Lalu pada tahun 2008, dilakukan integrasiperangkat keras dan perangkat lunaksertapemasangan radar untuk pengujian lapangan. Pengujian radar ini dilakukan di pantai Anyer, Banten, untuk memantau kapal-kapal yang melintasi selat Sunda.

Kerjasama kedua pihak kemudian menghasilkan radar pengawas pantai yang diberi nama Indonesian Surveilance Radar (ISRA). Radar ini memiliki kandungan lokal sekitar 40% yang meliputi software, penggerak motor, filter, radome, dan antena. Sedangkan komponen yang masih di impor di antaranya low noise amplifier dan power amplifier.

Sistem radar ini terdiri dari dua bagian utama yaitu perangkat transmitter (pemancar) dan receiver (penerima). Perangkat receiver berfungsi menerima sinyal dan mengirimkannya ke display unit, kemudian display unit mengolah sinyal tersebut menjadi suatu gambar yang kemudian bisa dimanfaatkan untuk beragam kepentingan.

ISRA menggunakan teknologi Frequency Modulated Continuous Wave (FMCW) yang memiliki keunggulan dalam penghematan daya. Konsumsi daya yang dibutuhkan jauh lebih kecil dibandingkan dengan radar konvensional yang menggunakan magnetron. Bicara soal kemampuan, radar ini memiliki jangkauan sapuan radar hingga 64 km. Jangkaun sejauh itu masih bisa ditingkatkan dengan memadukan radar dalam satu jaringan.
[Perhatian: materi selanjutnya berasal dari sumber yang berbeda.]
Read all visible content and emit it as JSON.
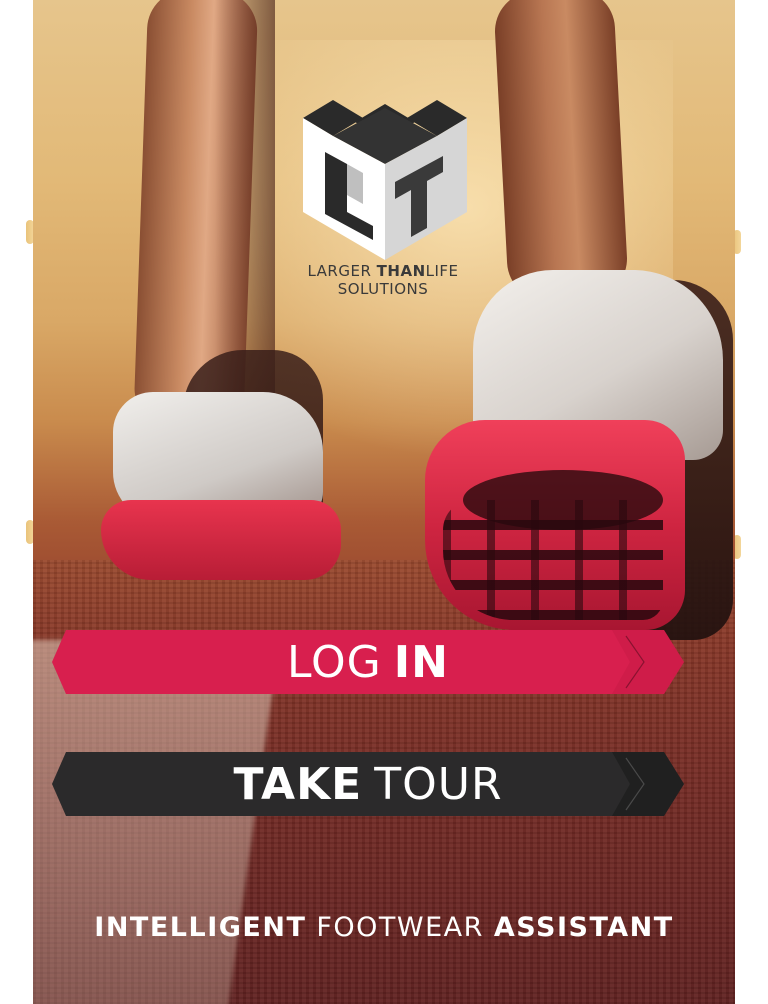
{
  "brand": {
    "logo_icon": "ltl-cube-logo-icon",
    "name_part1": "LARGER",
    "name_part2": "THAN",
    "name_part3": "LIFE",
    "name_line2": "SOLUTIONS"
  },
  "actions": {
    "login": {
      "part1": "LOG",
      "part2": "IN",
      "color": "#d81f4e"
    },
    "tour": {
      "part1": "TAKE",
      "part2": "TOUR",
      "color": "#2b2a2b"
    }
  },
  "tagline": {
    "part1": "INTELLIGENT",
    "part2": "FOOTWEAR",
    "part3": "ASSISTANT"
  },
  "background": {
    "subject": "runner-feet-background",
    "accent": "#e8344e"
  }
}
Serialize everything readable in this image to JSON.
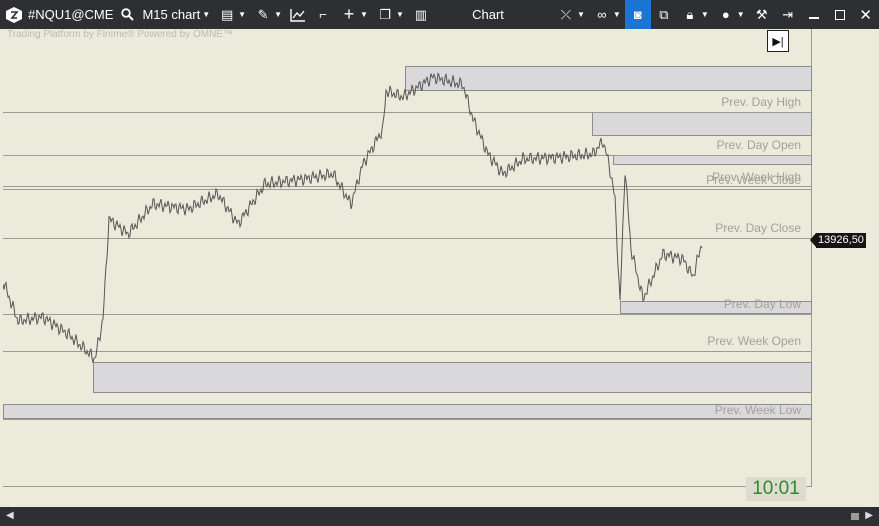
{
  "toolbar": {
    "symbol": "#NQU1@CME",
    "chart_type": "M15 chart",
    "title": "Chart"
  },
  "chart": {
    "watermark": "Trading Platform by FinIme® Powered by OMNE™",
    "current_price": "13926,50",
    "clock": "10:01",
    "levels": [
      {
        "label": "Prev. Day High"
      },
      {
        "label": "Prev. Day Open"
      },
      {
        "label": "Prev. Week High"
      },
      {
        "label": "Prev. Week Close"
      },
      {
        "label": "Prev. Day Close"
      },
      {
        "label": "Prev. Day Low"
      },
      {
        "label": "Prev. Week Open"
      },
      {
        "label": "Prev. Week Low"
      }
    ]
  }
}
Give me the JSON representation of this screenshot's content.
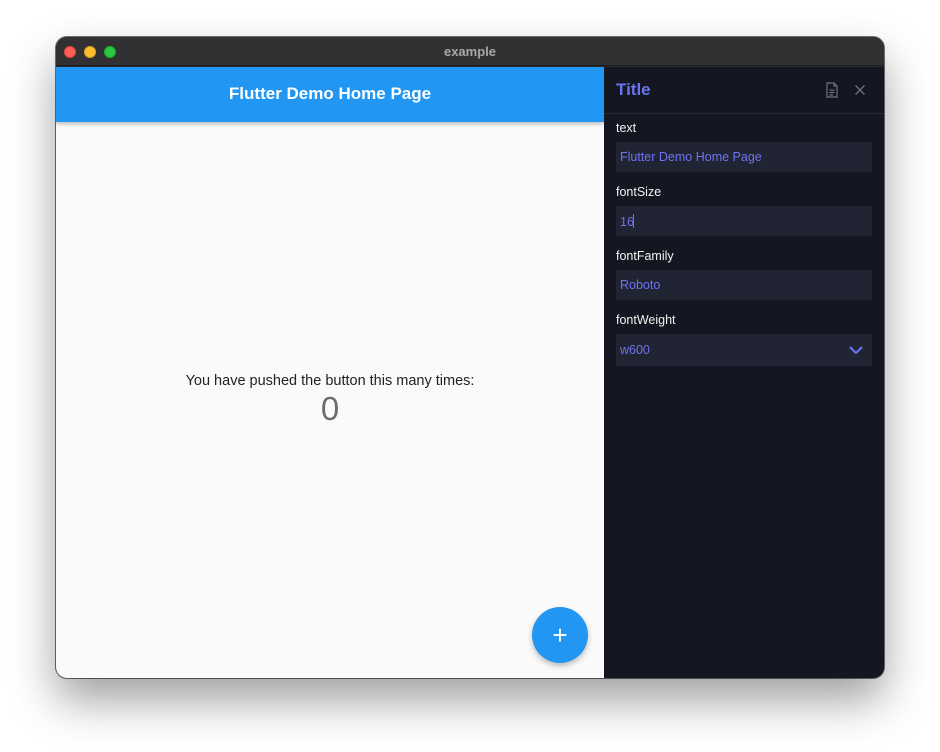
{
  "window": {
    "title": "example"
  },
  "app": {
    "appbar_title": "Flutter Demo Home Page",
    "counter_caption": "You have pushed the button this many times:",
    "counter_value": "0",
    "fab_label": "+"
  },
  "panel": {
    "title": "Title",
    "icons": [
      "document-icon",
      "close-icon"
    ],
    "fields": {
      "text": {
        "label": "text",
        "value": "Flutter Demo Home Page"
      },
      "fontSize": {
        "label": "fontSize",
        "value": "16"
      },
      "fontFamily": {
        "label": "fontFamily",
        "value": "Roboto"
      },
      "fontWeight": {
        "label": "fontWeight",
        "value": "w600"
      }
    }
  },
  "colors": {
    "appbar": "#2196f3",
    "fab": "#2196f3",
    "panel_bg": "#141721",
    "panel_accent": "#6a73ef",
    "input_bg": "#212433"
  }
}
Kemampuannya tidak hanya dimanfaatkan untuk kepentingan pemantauan dan pengawasan wilayah perairan dari ancaman pencurian ikan, pencurian pasir laut, dan perompakan, tetapi juga bisa digunakan untuk mengatur lalu lintas kapal di pelabuhan. Sehingga mampu mencegah terjadinya kecelakaan seperti tabrakan antarkapal yang biasa terjadi dalam lalu lintas perkapalan. Selain itu, radar ini juga dapat digunakan untuk memantau kapal-kapal asing yang melanggar wilayah perbatasan laut suatu negara. Misalnya pelanggaran perbatasan laut yang dilakukan oleh kapal-kapal asing yang masuk jauh kedalam wilayah perairan Indonesia.